On the sidelines of his high-profile meeting with state chief ministers on Sunday to discuss the restructuring of the Planning Commission, Prime Minister Narendra Modi hosted an “agenda-less” retreat. Here, six chief ministers, cutting across party lines, were invited to make presentations on their successful development programmes. While the process to chisel and sculpt the new plan panel is now formally underway, the retreat has pointed to another project that must also be taken forward — the enlarging and deepening of inter-state sharing and exchange. Increasingly, states are becoming the primary locale of development schemes, initiatives, and models. Overall, they spend 40 per cent more than the Union government, and three, five and six times as much on rural infrastructure, education and healthcare, respectively. While states’ spending has been growing at 17 per cent a year for the last four fiscals, the Centre’s has been increasing by only 8 per cent. In this context, a regular and institutionalised inter-state idea exchange could be said to be long overdue.

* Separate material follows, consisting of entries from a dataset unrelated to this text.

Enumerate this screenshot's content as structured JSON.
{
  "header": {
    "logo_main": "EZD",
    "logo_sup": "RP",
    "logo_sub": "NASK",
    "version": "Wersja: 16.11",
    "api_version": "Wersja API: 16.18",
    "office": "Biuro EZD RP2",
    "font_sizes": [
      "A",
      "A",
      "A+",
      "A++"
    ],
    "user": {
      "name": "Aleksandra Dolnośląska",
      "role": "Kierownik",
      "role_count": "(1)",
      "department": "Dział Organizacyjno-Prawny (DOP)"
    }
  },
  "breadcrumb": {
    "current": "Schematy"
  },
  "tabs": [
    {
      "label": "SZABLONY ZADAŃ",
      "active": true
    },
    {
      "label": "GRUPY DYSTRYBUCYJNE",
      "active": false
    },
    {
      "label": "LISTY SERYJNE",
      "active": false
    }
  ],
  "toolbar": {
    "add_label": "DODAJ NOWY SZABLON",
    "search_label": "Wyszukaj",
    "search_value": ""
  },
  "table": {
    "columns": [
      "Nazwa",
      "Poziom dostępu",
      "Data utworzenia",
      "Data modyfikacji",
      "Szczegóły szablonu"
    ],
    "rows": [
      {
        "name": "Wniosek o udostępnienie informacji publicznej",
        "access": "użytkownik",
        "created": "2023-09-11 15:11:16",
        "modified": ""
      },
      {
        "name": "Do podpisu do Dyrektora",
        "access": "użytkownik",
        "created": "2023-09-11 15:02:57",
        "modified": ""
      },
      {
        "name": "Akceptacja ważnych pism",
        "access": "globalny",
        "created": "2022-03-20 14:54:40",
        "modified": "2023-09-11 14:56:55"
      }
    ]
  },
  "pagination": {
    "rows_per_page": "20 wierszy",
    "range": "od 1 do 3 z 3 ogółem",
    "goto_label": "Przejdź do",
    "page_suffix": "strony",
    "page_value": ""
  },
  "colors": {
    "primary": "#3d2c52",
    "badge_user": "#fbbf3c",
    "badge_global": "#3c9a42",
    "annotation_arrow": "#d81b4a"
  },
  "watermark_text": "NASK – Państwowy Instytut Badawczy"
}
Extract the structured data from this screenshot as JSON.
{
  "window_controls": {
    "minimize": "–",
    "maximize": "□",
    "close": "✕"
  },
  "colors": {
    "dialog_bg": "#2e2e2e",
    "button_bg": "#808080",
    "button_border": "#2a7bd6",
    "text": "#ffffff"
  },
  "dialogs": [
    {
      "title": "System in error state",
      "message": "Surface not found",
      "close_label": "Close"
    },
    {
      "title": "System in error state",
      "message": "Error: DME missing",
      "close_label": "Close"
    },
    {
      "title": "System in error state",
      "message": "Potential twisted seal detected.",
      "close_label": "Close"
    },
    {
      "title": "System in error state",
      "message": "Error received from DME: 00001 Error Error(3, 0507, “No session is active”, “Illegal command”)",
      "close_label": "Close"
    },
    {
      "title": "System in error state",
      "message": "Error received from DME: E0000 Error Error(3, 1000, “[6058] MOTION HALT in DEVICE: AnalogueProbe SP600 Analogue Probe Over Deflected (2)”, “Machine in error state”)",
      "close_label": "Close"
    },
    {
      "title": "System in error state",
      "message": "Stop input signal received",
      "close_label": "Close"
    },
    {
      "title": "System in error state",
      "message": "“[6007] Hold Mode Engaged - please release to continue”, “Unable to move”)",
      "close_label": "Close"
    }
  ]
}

As a party, the BJP was quick to see the benefits of such exchange between chief ministers of BJP-ruled states, encouraging, for instance, the sharing of best practices between them at at its national executive meetings. Elsewhere, too, beneath the radar, inter-state learning has, hearteningly, been an ongoing process, in many cases defying political cleavages. Bihar’s ambitious Right to Public Services Act, 2011, drew heavily from Madhya Pradesh’s Public Services Guarantee Act, 2010. Rajasthan’s service-delivery guarantee borrowed from the Bihar bill. The Centre has also taken inspiration from the states — Tamil Nadu’s mid-day meal scheme, launched in 1982, was picked up by the Union government. Maharashtra’s employment guarantee scheme, 1977, preceded and contributed to the MGNREGA. Lessons can also be learnt from the fact that different states have shown different degrees of success in the implementation of Central schemes. Tamil Nadu stands out for its administration of the MGNREGA and Jharkhand has made significant headway in improving health indicators by its implementation of the National Rural Health Mission. On Sunday, while Karnataka Chief Minister Siddaramaiah reportedly spoke of the application of technology in governance (the “Bangalore One” citizen-services portal is hugely successful), Odisha Chief Minister Naveen Patnaik dwelt on his experiences with disaster management.
The process that was begun at the Sunday retreat in the capital must spread out beyond it. It could find a formal forum, perhaps, in the National Development Council or the Inter-State Council — though that would mean reviving these sleepy institutions first. Or it could be hosted by the revamped plan panel. Giving inter-state exchanges momentum and regularity would be the best way to lend meaning to the Modi government’s slogan of “cooperative federalism”.